Really Useful Advice: How to Think Yourself Younger

November 1, 2019

This article was written for Annabel & Grace, which is now part of Rest Less.

I’ve not been very well. I had a malingering chest infection and have just not been well enough to do anything, let alone travel long haul. “It’s your age” – how many times was I told that!

Really Useful Advice: How to Think Yourself Younger
BPG has been unwell

I usually have a great deal of energy. Moreover I am one of those lucky people who don’t need much sleep. So I have found this time imprisoned in my home very difficult to deal with.

My friends have been marvellous, offering to shop etc and I have been very grateful for their medical expertise. I’m not very good at looking after myself… no practice you see – well I’m never  ill. 

Now that I’m feeling better,  I shall go back to ignoring their wise advice and live at 110% energy!  I have much to do! And I don’t want to miss out on anything in this wonderful world we live in. 

For as long as I can draw breath I shall continue to talk to everyone, travel as much as I can, learn as many new things as possible and be particularly nice to old people because I will be one… one day!

A fabulous, glamorous and highly intelligent friend of A&G is writing a book about ageing. One of the most important results that has emerged from all her research is that we must keep learning new skills.  Throw away the Times crossword – you’ve probably got the hang of it by now! – and learn to paddle board instead! I say paddle board and not ice skate as you have to have a modicum of sense – bones don’t knit together too well after seventy! The vital thing is try something new… and keep trying!

Really Useful Advice: How to Think Yourself Younger

Woman on paddle board

My effervescent grandmother, who was blind for half her life, was the most extraordinary, interesting and interested woman. Despite her disability, she never stopped learning, she listened to the radio, was incredibly well informed and she started a telephone friendship line in the 1950s, talking to blind people. 
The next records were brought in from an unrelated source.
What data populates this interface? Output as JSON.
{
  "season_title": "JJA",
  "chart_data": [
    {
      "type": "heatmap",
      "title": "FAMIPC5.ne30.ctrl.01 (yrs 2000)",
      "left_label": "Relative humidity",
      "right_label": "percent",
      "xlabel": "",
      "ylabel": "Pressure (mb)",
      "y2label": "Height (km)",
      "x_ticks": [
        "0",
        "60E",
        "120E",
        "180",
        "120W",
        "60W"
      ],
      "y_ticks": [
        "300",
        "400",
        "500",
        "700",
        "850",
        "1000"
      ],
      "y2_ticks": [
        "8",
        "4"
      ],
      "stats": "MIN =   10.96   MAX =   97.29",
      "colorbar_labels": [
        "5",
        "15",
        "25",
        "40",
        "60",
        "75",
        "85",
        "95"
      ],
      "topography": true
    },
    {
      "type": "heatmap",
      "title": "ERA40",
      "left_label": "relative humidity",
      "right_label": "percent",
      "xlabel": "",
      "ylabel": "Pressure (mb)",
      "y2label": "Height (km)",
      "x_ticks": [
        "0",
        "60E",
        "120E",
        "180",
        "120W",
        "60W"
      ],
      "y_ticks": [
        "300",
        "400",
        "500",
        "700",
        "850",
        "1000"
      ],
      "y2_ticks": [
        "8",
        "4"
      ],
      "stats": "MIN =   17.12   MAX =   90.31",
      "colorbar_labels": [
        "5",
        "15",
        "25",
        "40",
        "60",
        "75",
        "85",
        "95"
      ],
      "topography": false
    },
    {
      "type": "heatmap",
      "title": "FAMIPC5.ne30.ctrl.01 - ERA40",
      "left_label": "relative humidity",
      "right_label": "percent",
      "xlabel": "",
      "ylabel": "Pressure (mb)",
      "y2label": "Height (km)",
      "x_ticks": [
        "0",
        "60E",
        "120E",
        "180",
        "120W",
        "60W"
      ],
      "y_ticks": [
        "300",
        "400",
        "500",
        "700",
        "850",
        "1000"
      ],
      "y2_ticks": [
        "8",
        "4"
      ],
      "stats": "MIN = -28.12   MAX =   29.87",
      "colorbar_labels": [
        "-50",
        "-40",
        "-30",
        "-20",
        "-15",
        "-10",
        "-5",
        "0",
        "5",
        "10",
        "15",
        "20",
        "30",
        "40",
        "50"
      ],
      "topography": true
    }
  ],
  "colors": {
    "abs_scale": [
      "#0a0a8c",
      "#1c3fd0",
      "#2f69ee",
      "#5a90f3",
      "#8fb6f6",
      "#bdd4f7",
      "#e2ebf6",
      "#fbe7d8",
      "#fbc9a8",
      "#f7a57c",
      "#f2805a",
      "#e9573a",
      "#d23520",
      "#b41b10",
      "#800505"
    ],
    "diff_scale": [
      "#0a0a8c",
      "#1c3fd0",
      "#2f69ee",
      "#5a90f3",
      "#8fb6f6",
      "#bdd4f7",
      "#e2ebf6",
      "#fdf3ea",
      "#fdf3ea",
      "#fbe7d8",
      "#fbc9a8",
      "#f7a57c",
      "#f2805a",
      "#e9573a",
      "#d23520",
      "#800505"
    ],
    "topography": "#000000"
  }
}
She  had a pin put in her hip at the age of 75 and was able to carry on walking at an alarming pace until the day she died 15 years later. She occasionally wrapped herself round a lamppost (well her dog did) ending up with a black eye… but nothing dimmed her fervour for walking, learning or adventure – and  her memory was spot on. She was constantly interested. It seems  she was a woman way ahead of  her time. We all thought she was batty, but she ate  mountains of vegetables and fruit, made her own yogurt and believed in deep breathing and meditation. Having always worn a corset she had a straight back and wasn’t overweight.

She was my magical granny. I have nothing but happy memories of her. I
used to sit on her knee while she told me wonderful stories of her childhood growing up in Yokohama. She was a leading light in the Amateur Dramatic Theatre in Shanghai (nice girls were not allowed to be professional actresses in those days). Then there was the story of how she met my grandfather on board ship. He proposed to her between Singapore and Colombo, having known her for less than a week. 

As a five year old she kept me spellbound with her colourful descriptions of life ‘up country’ on the northern frontier in India, with grandfather who was a mining engineer. She described how they travelled by sampan, litter, bullock cart, horseback, and by foot. They set up camp and slept under the stars. Their cow – yes they travelled with one – had to be milked in front of her so the milk didn’t get diluted. And all this went on in sometimes stifling heat, wearing corsets, lace up boots, petticoats and big hats!  I think it was her vivid descriptions and funny stories that gave me my lifelong quest to travel. 

“Seven years of unadulterated bliss” my grandfather whispered as he lay dying. He was killed by a sniper in the early part of the Great War. Seven years of action packed married life in India  – that’s all she had. So sad and yet she was always optimistic. 

She  lived as a widow for the rest of her life, bringing up and making a life for her two young sons.  Right up until her dying day she was well informed. She was totally blind but kept in touch with the world. But what I remember best of all about her was her constant interest and quest to learn about new things.  She would have loved Google.

Really Useful Advice: How to Think Yourself Younger
Listen twice as much as you speak - useful advice for us all

So , as I set off again to Australia – this time to see my grandchildren – I shall try and emulate her and hope that I will be as much fun for my grandchildren as she was for me.  As grandmothers we are incredibly privileged. We hold a unique place in the family. We need to tread carefully – as my grandmother said “God gave us two ears and one mouth” –  I must try to remember that!